A further possibility is that infants found it more difficult to visually track an object when it was moving than when the object was stationary. Therefore, longer looking times for moving objects may reflect the time needed by infants to encode a moving object. Moving objects may disrupt infants' visual encoding to such an extent that it detracts from the typically presented novelty preference in such tasks at test. Additionally, infants who saw objects being moved may have expected the objects to be in motion at test as well. In this case, their expectations about the object from the familiar category would be violated because thus far, infants saw objects with perceptual overlap consistently presented with an action being performed on objects. They might even have been surprised to see both objects as stationary visuals on the screen, because up until the testing phase, objects were presented in motion, leading infants to expect objects from both the novel and the familiarized category to be in motion. Such violations of infants’ expectations may have resulted in more balanced looking times to both objects, thereby preventing them from showing novelty preference for the target object at test.

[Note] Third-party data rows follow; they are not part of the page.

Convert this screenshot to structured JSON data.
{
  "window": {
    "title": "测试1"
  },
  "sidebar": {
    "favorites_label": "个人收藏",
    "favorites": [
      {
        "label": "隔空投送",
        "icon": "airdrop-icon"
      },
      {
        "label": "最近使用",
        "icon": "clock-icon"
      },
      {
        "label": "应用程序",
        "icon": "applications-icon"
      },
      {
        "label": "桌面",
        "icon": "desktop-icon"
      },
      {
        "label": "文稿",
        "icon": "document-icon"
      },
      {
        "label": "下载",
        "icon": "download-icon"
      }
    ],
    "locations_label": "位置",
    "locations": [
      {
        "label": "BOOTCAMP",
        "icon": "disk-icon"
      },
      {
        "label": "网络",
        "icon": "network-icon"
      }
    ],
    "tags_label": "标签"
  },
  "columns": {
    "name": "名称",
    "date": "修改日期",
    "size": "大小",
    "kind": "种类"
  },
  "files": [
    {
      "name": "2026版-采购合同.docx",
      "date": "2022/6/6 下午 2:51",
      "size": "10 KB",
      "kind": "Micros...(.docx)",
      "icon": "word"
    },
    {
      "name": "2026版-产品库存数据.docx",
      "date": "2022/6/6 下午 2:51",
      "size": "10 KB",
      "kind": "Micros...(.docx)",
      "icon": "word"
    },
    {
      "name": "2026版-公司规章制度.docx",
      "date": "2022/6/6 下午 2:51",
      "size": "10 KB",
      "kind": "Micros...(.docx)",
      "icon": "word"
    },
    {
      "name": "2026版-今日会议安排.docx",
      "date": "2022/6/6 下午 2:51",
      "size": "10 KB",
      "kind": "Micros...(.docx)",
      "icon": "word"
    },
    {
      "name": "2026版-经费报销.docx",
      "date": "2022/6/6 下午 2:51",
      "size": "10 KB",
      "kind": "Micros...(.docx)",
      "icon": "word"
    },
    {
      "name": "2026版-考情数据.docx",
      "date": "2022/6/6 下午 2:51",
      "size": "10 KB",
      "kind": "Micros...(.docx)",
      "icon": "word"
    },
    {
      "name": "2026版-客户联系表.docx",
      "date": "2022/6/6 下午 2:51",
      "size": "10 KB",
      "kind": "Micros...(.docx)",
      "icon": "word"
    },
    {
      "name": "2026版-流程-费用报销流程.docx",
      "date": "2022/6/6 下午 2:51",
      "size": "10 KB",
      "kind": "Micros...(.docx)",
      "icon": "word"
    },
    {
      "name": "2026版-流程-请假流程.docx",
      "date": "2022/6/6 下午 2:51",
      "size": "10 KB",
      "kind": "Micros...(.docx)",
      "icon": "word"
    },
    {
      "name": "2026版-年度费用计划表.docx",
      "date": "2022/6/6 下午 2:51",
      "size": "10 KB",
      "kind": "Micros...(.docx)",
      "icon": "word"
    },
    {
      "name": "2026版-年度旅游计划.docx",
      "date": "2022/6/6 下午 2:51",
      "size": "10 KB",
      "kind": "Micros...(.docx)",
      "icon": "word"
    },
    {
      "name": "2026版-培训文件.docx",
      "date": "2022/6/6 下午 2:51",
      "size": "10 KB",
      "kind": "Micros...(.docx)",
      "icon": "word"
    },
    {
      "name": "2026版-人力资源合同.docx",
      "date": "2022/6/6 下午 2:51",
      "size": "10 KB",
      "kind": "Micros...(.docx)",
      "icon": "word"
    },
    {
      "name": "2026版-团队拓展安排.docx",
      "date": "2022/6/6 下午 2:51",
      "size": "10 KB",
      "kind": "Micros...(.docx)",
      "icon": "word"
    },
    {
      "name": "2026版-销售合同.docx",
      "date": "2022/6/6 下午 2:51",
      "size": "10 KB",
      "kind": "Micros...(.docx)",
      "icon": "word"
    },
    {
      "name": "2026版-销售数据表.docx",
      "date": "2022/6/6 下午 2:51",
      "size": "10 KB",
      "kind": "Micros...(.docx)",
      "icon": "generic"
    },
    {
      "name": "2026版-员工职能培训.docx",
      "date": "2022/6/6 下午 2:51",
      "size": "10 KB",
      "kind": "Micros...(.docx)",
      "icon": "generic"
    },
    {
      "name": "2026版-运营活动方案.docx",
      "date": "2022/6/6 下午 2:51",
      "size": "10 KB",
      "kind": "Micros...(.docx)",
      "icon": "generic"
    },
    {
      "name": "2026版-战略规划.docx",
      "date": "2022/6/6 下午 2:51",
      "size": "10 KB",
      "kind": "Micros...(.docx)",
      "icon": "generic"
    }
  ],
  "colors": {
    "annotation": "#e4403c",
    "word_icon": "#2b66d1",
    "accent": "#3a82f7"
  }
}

Alternatively, arbitrary actions performed on the object may have enabled infants to explore perceptual aspects of objects in depth, allowing them to better encode object detail compared to when the object was presented stationary. Indeed, during the action performance, objects were dynamically moved in space and presented from different angles, which revealed more perceptual details about the objects relative to when they were presented still. While the still presentation of objects in the word condition may have allowed for structured examination of the objects' perceptual commonalities, increased perceptual information about moving objects may have disrupted detection of perceptual overlap between objects. This, in turn, may lead to difficulties generalizing and conceptualizing these common object features. At the same time, we note that infants in the action condition habituated to the familiarized category, suggesting that they were sensitive to the fact that objects accompanied by a consistent action shared perceptual overlap. So why did infants in the action condition not show a novelty preference at test?
Modality preferences influence novelty preference at test
4.5.
Aside from differences in attention to objects that were named, stationary or in motion, it is possible that the nature of the task commonly employed for testing category formation—the novelty preference procedure—may have introduced a bias towards a word advantage in categorizing objects compared to actions. This is due to infants generally exhibiting preferences for visual and auditory stimuli that depend on the context in which these cues occur, i.e. whether it is in a familiar or novel setting. For example, Emberson et al. [58] showed that 8- to 10-month-olds differed in their preference for visual (e.g. smiling faces) and auditory (e.g. nonwords like vot or meep) stimuli, when the stimuli were novel or familiar. Specifically, infants in their study were first familiarized with six faces and six nonwords and then tested on their novelty preference for either another face, or another nonword, respectively. They found that infants displayed a novelty preference for auditory stimuli and familiarity preference for visual stimuli, i.e. they preferred familiar visual stimuli over a novel visual stimulus and a novel auditory stimulus over familiar auditory stimuli. Such cue-specific preferences may have biased infants in the current study towards more of a novelty preference in the word cue condition, and a familiarity preference in the action cue condition, due to differences in infants’ preference for visual and auditory stimuli. This would suggest that, while infants may have categorized the objects in both the word and the action cue conditions, infants may be more likely to show category formation in the word relative to the action cue condition, simply because category formation was indexed by novelty preference. The extent to which infants encoded objects during familiarization can thus depend on the modality of the stimulus infants become familiar with, on the one hand, and affect their novelty preference at test, on the other.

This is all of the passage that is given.